People satisfy their needs and wants with products. A product is anything that
can he offered to a market to satisfy a need or want. Usually, the word product
suggests a physical object, such as a car, a television set or a bar of soap. However,
the concept of product is not limited to physical objects - anything capable of
satisfying a need can be called a product. In addition to tangible goods, products
include services, which are activities or benefits offered for sale that are essentially
intangible and do not result in the ownership of anything. Examples are
banking, airline, hotel and household appliance repair services. Broadly defined,
products also include other entities such as persons, places, organizations,
activities and ideas. Consumers decide which entertainers to watch on television,
which political party to vote for, which places to visit on holiday, which organizations
to support through contributions and which ideas to adopt. Thus the term
product covers physical goods, services and a variety of other vehicles that can
satisfy consumers' needs and wants. If at times the term product does not seem to
fit, we could substitute other terms such as satisfier, resource or offer.

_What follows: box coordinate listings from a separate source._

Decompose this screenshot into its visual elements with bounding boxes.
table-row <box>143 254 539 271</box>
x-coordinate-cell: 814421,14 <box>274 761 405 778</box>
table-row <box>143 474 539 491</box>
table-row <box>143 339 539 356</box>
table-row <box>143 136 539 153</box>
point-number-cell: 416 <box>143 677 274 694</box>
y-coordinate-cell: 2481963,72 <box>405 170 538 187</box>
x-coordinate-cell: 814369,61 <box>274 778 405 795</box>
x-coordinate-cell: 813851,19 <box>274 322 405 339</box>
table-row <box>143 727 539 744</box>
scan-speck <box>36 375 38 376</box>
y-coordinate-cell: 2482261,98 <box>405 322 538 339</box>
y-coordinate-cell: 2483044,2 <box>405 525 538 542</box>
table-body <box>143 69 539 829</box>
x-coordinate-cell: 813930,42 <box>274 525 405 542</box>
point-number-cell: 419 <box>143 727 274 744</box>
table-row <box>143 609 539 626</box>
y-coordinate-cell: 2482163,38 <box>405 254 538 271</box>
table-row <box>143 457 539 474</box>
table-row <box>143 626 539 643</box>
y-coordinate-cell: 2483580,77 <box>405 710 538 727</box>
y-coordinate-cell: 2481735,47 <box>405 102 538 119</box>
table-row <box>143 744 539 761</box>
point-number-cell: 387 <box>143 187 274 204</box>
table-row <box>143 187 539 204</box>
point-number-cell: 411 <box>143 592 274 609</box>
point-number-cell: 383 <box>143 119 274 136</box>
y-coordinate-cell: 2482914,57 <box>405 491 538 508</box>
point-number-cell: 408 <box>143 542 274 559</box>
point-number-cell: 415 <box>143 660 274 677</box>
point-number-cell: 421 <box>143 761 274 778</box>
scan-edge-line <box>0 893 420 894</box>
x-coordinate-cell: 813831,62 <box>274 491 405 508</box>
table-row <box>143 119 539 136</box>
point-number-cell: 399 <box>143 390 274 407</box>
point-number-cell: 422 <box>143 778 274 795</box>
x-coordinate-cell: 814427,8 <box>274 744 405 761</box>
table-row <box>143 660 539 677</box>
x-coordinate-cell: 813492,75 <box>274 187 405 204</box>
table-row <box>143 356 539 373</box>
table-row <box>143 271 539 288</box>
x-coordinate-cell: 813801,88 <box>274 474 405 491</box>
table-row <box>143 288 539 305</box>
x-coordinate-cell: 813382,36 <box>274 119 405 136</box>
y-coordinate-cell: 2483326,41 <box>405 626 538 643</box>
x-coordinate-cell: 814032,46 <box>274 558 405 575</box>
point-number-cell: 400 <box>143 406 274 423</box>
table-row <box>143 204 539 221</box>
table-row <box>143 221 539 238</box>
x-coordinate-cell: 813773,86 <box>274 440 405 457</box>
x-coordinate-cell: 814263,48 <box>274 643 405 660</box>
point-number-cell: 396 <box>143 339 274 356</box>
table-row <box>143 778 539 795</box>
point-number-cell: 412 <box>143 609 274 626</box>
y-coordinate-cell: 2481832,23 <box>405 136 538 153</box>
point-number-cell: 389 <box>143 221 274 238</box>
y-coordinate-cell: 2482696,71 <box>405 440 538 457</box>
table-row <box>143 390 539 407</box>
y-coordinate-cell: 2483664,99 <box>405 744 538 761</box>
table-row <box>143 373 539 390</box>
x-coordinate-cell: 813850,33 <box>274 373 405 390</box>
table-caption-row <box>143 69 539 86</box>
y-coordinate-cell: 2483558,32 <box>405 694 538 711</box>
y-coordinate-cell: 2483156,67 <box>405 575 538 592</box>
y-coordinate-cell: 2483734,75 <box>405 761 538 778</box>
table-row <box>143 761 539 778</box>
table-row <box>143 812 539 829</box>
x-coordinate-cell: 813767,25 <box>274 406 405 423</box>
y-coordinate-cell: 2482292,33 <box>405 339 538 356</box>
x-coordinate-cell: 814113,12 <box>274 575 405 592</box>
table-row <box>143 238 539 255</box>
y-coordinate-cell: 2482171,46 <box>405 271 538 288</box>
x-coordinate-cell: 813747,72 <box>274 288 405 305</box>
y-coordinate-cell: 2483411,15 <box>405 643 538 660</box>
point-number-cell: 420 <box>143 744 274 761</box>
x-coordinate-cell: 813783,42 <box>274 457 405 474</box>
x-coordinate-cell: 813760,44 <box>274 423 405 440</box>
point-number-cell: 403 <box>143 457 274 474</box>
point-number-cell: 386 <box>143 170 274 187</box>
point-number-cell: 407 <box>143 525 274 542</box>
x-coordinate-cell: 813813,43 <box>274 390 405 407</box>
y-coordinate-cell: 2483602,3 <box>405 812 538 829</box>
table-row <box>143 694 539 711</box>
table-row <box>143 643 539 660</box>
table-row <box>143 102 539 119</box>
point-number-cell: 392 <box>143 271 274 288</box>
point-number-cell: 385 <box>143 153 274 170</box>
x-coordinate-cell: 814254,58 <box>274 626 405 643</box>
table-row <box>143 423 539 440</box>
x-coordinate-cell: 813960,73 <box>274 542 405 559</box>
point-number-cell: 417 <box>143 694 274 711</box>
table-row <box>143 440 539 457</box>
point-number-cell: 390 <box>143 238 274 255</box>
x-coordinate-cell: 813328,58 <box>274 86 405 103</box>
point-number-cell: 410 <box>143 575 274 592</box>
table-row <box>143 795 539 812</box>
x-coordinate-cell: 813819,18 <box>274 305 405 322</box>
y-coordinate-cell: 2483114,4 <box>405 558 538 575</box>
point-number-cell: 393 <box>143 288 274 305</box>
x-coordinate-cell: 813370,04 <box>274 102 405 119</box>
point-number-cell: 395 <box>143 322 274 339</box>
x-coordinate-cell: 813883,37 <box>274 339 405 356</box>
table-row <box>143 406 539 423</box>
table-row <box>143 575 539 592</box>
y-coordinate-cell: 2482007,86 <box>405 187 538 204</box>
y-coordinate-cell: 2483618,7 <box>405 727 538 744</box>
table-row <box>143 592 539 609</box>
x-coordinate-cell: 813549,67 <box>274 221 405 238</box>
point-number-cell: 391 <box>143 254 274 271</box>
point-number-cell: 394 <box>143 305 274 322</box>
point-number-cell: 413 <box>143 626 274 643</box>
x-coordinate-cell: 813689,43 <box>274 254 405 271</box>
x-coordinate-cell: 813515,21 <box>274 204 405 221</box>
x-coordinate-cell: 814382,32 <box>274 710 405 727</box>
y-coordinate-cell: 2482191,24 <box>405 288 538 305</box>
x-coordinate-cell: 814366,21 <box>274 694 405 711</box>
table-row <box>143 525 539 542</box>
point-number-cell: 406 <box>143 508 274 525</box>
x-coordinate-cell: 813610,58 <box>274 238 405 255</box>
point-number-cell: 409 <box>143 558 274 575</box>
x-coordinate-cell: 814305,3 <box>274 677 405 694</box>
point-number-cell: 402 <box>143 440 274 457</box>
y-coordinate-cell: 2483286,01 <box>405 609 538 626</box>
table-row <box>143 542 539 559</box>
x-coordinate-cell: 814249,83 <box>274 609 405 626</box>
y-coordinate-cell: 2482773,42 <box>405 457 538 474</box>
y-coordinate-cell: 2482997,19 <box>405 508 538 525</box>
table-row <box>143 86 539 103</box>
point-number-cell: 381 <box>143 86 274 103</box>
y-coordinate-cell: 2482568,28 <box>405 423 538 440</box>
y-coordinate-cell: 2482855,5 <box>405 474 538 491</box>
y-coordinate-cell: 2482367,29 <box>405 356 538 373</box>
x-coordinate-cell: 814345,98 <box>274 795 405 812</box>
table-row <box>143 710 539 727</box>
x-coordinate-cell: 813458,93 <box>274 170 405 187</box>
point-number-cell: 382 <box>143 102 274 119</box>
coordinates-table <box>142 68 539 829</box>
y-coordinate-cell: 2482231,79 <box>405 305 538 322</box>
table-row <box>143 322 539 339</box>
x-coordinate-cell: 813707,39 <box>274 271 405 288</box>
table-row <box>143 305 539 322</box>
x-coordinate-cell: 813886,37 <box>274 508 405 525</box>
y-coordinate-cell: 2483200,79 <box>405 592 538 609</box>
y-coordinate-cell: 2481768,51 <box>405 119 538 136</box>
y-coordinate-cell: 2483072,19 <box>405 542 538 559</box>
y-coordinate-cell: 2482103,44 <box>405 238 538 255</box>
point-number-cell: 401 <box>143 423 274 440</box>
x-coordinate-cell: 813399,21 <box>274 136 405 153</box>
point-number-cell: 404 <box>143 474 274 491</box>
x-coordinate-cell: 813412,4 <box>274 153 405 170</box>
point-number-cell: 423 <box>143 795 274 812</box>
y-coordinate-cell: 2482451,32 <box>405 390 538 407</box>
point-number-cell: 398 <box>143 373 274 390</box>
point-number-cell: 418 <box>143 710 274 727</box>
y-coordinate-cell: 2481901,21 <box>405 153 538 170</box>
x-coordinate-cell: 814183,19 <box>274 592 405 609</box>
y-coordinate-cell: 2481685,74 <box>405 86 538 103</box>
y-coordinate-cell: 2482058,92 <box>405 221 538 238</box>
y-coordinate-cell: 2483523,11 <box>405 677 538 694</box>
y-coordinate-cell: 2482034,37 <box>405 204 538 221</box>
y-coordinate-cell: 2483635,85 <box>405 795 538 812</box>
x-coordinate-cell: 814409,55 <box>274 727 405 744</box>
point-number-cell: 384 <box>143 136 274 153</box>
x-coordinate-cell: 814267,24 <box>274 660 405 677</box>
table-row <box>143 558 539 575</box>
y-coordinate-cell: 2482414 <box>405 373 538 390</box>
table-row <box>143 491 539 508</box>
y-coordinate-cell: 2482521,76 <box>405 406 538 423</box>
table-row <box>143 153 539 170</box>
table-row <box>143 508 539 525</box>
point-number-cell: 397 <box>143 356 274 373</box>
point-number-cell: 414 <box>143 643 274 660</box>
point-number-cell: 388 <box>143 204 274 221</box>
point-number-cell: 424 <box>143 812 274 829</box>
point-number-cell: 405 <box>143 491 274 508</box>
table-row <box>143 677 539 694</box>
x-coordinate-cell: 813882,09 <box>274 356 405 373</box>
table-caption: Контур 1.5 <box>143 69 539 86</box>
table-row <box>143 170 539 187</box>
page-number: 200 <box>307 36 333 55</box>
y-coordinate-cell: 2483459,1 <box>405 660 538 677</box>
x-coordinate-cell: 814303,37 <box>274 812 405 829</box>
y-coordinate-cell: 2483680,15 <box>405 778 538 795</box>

Many sellers make the mistake of paying more attention to the physical products
they offer than to the benefits produced by these products. They see themselves
as selling a product rather than providing a solution to a need. The
importance of physical goods lies not so much in owning them as in the benefits
they provide. We don't buy food to look at, but because it satisfies our hunger. We
don't buy a microwave to admire, but because it cooks our food. A manufacturer
of drill bits may think that the customer needs a drill bit, but what the customer
really needs is a hole. These sellers may suffer from 'marketing myopia'.4 They
are so taken with their products that they focus only on existing wants and lose
sight of underlying customer needs. They forget that a physical product is only a
tool to solve a consumer problem. These sellers have trouble if a new product
comes along that serves the need better or less expensively. The customer with
the same need will -want the new product.